Améliorer l’efficacité : les avantages cachés des données existantes
Les services de sécurité publique adoptent de plus en plus des outils d’analyse intelligents afin d’améliorer leur connaissance de la situation en temps réel. Ces alertes favorisent des interventions rapides et éclairées, au bénéfice de la sécurité publique. Les données collectées par les caméras et autres capteurs peuvent toutefois être exploitées de nombreuses autres façons. Utilisées dans une logique d’analyse des tendances, elles permettent de comprendre ce qui s’est déroulé dans un secteur au cours des derniers mois et d’anticiper ce qui pourrait se produire ensuite.
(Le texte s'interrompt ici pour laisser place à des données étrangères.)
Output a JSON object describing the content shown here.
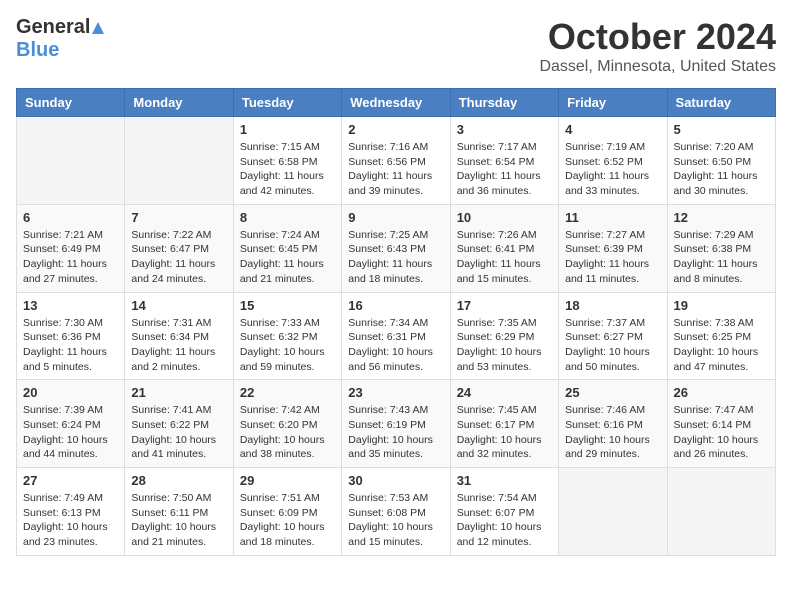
{
  "header": {
    "logo_general": "General",
    "logo_blue": "Blue",
    "month_year": "October 2024",
    "location": "Dassel, Minnesota, United States"
  },
  "weekdays": [
    "Sunday",
    "Monday",
    "Tuesday",
    "Wednesday",
    "Thursday",
    "Friday",
    "Saturday"
  ],
  "weeks": [
    [
      {
        "day": "",
        "info": ""
      },
      {
        "day": "",
        "info": ""
      },
      {
        "day": "1",
        "info": "Sunrise: 7:15 AM\nSunset: 6:58 PM\nDaylight: 11 hours and 42 minutes."
      },
      {
        "day": "2",
        "info": "Sunrise: 7:16 AM\nSunset: 6:56 PM\nDaylight: 11 hours and 39 minutes."
      },
      {
        "day": "3",
        "info": "Sunrise: 7:17 AM\nSunset: 6:54 PM\nDaylight: 11 hours and 36 minutes."
      },
      {
        "day": "4",
        "info": "Sunrise: 7:19 AM\nSunset: 6:52 PM\nDaylight: 11 hours and 33 minutes."
      },
      {
        "day": "5",
        "info": "Sunrise: 7:20 AM\nSunset: 6:50 PM\nDaylight: 11 hours and 30 minutes."
      }
    ],
    [
      {
        "day": "6",
        "info": "Sunrise: 7:21 AM\nSunset: 6:49 PM\nDaylight: 11 hours and 27 minutes."
      },
      {
        "day": "7",
        "info": "Sunrise: 7:22 AM\nSunset: 6:47 PM\nDaylight: 11 hours and 24 minutes."
      },
      {
        "day": "8",
        "info": "Sunrise: 7:24 AM\nSunset: 6:45 PM\nDaylight: 11 hours and 21 minutes."
      },
      {
        "day": "9",
        "info": "Sunrise: 7:25 AM\nSunset: 6:43 PM\nDaylight: 11 hours and 18 minutes."
      },
      {
        "day": "10",
        "info": "Sunrise: 7:26 AM\nSunset: 6:41 PM\nDaylight: 11 hours and 15 minutes."
      },
      {
        "day": "11",
        "info": "Sunrise: 7:27 AM\nSunset: 6:39 PM\nDaylight: 11 hours and 11 minutes."
      },
      {
        "day": "12",
        "info": "Sunrise: 7:29 AM\nSunset: 6:38 PM\nDaylight: 11 hours and 8 minutes."
      }
    ],
    [
      {
        "day": "13",
        "info": "Sunrise: 7:30 AM\nSunset: 6:36 PM\nDaylight: 11 hours and 5 minutes."
      },
      {
        "day": "14",
        "info": "Sunrise: 7:31 AM\nSunset: 6:34 PM\nDaylight: 11 hours and 2 minutes."
      },
      {
        "day": "15",
        "info": "Sunrise: 7:33 AM\nSunset: 6:32 PM\nDaylight: 10 hours and 59 minutes."
      },
      {
        "day": "16",
        "info": "Sunrise: 7:34 AM\nSunset: 6:31 PM\nDaylight: 10 hours and 56 minutes."
      },
      {
        "day": "17",
        "info": "Sunrise: 7:35 AM\nSunset: 6:29 PM\nDaylight: 10 hours and 53 minutes."
      },
      {
        "day": "18",
        "info": "Sunrise: 7:37 AM\nSunset: 6:27 PM\nDaylight: 10 hours and 50 minutes."
      },
      {
        "day": "19",
        "info": "Sunrise: 7:38 AM\nSunset: 6:25 PM\nDaylight: 10 hours and 47 minutes."
      }
    ],
    [
      {
        "day": "20",
        "info": "Sunrise: 7:39 AM\nSunset: 6:24 PM\nDaylight: 10 hours and 44 minutes."
      },
      {
        "day": "21",
        "info": "Sunrise: 7:41 AM\nSunset: 6:22 PM\nDaylight: 10 hours and 41 minutes."
      },
      {
        "day": "22",
        "info": "Sunrise: 7:42 AM\nSunset: 6:20 PM\nDaylight: 10 hours and 38 minutes."
      },
      {
        "day": "23",
        "info": "Sunrise: 7:43 AM\nSunset: 6:19 PM\nDaylight: 10 hours and 35 minutes."
      },
      {
        "day": "24",
        "info": "Sunrise: 7:45 AM\nSunset: 6:17 PM\nDaylight: 10 hours and 32 minutes."
      },
      {
        "day": "25",
        "info": "Sunrise: 7:46 AM\nSunset: 6:16 PM\nDaylight: 10 hours and 29 minutes."
      },
      {
        "day": "26",
        "info": "Sunrise: 7:47 AM\nSunset: 6:14 PM\nDaylight: 10 hours and 26 minutes."
      }
    ],
    [
      {
        "day": "27",
        "info": "Sunrise: 7:49 AM\nSunset: 6:13 PM\nDaylight: 10 hours and 23 minutes."
      },
      {
        "day": "28",
        "info": "Sunrise: 7:50 AM\nSunset: 6:11 PM\nDaylight: 10 hours and 21 minutes."
      },
      {
        "day": "29",
        "info": "Sunrise: 7:51 AM\nSunset: 6:09 PM\nDaylight: 10 hours and 18 minutes."
      },
      {
        "day": "30",
        "info": "Sunrise: 7:53 AM\nSunset: 6:08 PM\nDaylight: 10 hours and 15 minutes."
      },
      {
        "day": "31",
        "info": "Sunrise: 7:54 AM\nSunset: 6:07 PM\nDaylight: 10 hours and 12 minutes."
      },
      {
        "day": "",
        "info": ""
      },
      {
        "day": "",
        "info": ""
      }
    ]
  ]
}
Tendances et données : la voie vers une intelligence proactive
L’analyse des tendances et la reconnaissance de schémas permettent d’adopter une approche proactive de la sécurité publique et une planification stratégique plus efficace à long terme. Les déploiements fondés sur les données aident les forces de l’ordre dans de nombreuses missions, telles que la prévention de la criminalité, l’interpellation de suspects ou la sécurisation d’événements. Une utilisation plus efficace des ressources humaines et financières permet d’optimiser les budgets tout en obtenant des résultats meilleurs et plus facilement mesurables.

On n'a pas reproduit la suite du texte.